Zimplow, one of the country’s largest manufacturers of agricultural implements for small-scale farmers, says business has declined so much this year that this could be the most difficult year in its 64-year history.
Unit sales for the three months to September were down by 30 percent compared to the same period last year. Exports, on the other hand, grew by 30 percent but the dollar value of the exports was almost “meaningless” because of the unrealistic exchange rate.
The company made a net profit of $7.3 billion during the year ended June but said volumes on the local market had declined by 9 percent. Exports grew by 25 percent but contributed 57 percent of total sales.
The company’s chief executive, Anthony Rowland, said until four years ago, the bulk of the company’s business was local. It was only exporting 25 to 30 percent of its products with the local market consuming the rest.
Ironically, the slump coincided with the government’s concerted land reform exercise which should have been a major boost for the company, but Rowland said while the government had resettled hundreds of people, it had not provided them the means of production.
The emphasis had been on supplying inputs such as seed and fertiliser. The new farmers had been encouraged to use tractor drawn implements instead of tried and tested animal drawn implements which they could afford.
“What has happened is that the government has transferred people but not the means. People have to wait for DDF (District Development Fund) tractors to till the land. They cannot afford these tractors so they have to be subsidised by the government.
“Africa is ripe for small-scale farming but people have to be properly resourced and trained. People don’t respond to handouts. They want to be self-sufficient like the cotton farmers of Gokwe. They are using simple animal drawn implements yet they produce the bulk of the cotton in the country,” Rowland said.
He said because of the drop in the local market, the company had gradually switched to the export market which now accounted for 60 percent of sales. The only problem now was the exchange rate.
Rowland said the “controlled” foreign currency auction system was like a price control because it had not kept pace with inflation. Though year-on-year inflation had dropped from 622 percent at the beginning of the year to 209 percent last month, inflation this year had increased by over 80 percent.
If the exchange rate had kept pace with inflation it should be between $10 500 and $12 000 to the greenback now.
“The exchange rate has to follow the CPI,” Rowland said.
The CPI which stood at 27 714.7 in January had risen to 50 704.8 last month, an increase of 83 percent.
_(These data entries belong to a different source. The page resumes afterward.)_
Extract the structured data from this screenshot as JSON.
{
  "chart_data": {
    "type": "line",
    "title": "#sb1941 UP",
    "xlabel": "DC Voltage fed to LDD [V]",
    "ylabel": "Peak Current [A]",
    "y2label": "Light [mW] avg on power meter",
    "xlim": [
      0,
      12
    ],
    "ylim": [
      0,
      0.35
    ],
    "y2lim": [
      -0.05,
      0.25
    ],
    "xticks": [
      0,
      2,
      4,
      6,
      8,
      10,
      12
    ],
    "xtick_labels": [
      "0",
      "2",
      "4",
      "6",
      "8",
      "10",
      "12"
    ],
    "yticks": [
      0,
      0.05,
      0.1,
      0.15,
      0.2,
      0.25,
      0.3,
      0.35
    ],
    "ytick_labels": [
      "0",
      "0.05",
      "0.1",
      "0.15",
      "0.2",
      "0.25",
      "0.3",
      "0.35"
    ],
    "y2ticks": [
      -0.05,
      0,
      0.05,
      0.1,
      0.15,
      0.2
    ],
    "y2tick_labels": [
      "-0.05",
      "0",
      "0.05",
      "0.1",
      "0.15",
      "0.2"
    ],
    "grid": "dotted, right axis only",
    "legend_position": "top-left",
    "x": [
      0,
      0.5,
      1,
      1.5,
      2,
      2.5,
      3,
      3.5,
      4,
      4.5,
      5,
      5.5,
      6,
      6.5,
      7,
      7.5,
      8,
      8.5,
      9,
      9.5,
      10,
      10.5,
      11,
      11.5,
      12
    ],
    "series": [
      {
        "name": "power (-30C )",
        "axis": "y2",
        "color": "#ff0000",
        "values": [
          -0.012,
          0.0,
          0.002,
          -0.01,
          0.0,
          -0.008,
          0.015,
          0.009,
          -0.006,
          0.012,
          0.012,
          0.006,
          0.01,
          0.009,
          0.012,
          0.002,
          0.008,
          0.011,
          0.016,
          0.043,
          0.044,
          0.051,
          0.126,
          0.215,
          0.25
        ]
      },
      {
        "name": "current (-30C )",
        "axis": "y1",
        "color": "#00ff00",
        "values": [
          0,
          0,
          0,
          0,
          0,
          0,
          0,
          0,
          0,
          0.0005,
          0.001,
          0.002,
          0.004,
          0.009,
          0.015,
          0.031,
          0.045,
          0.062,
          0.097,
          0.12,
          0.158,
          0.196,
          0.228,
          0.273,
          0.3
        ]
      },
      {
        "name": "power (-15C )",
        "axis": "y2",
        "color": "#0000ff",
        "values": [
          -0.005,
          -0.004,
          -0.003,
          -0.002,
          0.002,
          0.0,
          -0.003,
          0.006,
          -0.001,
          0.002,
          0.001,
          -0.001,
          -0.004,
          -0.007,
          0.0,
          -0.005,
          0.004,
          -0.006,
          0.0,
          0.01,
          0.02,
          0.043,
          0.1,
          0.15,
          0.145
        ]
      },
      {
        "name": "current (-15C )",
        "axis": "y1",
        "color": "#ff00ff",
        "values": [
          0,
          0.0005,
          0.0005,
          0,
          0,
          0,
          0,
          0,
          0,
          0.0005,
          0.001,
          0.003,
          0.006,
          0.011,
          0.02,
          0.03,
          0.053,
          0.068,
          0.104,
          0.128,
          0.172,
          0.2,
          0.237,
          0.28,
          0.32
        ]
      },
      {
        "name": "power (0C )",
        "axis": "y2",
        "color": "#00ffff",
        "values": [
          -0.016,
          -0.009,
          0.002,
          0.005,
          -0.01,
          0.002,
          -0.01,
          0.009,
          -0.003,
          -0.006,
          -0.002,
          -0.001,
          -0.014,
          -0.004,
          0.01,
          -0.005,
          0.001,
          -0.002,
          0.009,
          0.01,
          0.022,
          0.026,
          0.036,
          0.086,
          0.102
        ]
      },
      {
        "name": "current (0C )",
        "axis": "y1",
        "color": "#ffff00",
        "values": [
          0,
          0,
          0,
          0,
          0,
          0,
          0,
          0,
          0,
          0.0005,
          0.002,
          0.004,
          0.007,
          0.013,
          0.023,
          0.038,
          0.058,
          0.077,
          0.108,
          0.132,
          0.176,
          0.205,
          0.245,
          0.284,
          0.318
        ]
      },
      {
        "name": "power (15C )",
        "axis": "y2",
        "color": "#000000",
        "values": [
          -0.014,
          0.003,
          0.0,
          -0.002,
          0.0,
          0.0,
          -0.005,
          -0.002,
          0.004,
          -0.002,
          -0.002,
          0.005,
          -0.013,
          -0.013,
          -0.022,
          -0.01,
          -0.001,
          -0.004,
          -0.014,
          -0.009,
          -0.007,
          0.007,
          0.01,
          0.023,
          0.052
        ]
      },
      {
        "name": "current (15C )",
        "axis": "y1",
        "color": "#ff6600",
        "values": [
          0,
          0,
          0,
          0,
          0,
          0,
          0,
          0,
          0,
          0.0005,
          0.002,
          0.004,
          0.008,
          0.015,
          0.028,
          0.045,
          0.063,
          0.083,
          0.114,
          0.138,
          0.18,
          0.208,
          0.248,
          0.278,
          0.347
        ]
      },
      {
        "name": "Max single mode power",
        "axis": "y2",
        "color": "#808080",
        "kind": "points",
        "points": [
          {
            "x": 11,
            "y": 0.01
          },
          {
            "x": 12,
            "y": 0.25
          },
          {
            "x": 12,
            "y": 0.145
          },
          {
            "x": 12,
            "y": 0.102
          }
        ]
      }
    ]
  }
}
Central bank governor, Gideon Gono, the architect of the current economic reform programme, argued in his monetary review statement last month that the auction was “controlled only to the extent of prioritising beneficial payments, without manipulation of the exchange rate itself”.
He said the bank had invited more than 200 visitors from the diplomatic community, captains of industry and other stakeholders to attend the weekly auctions to “observe and attest the reality of what transpires” at the auction.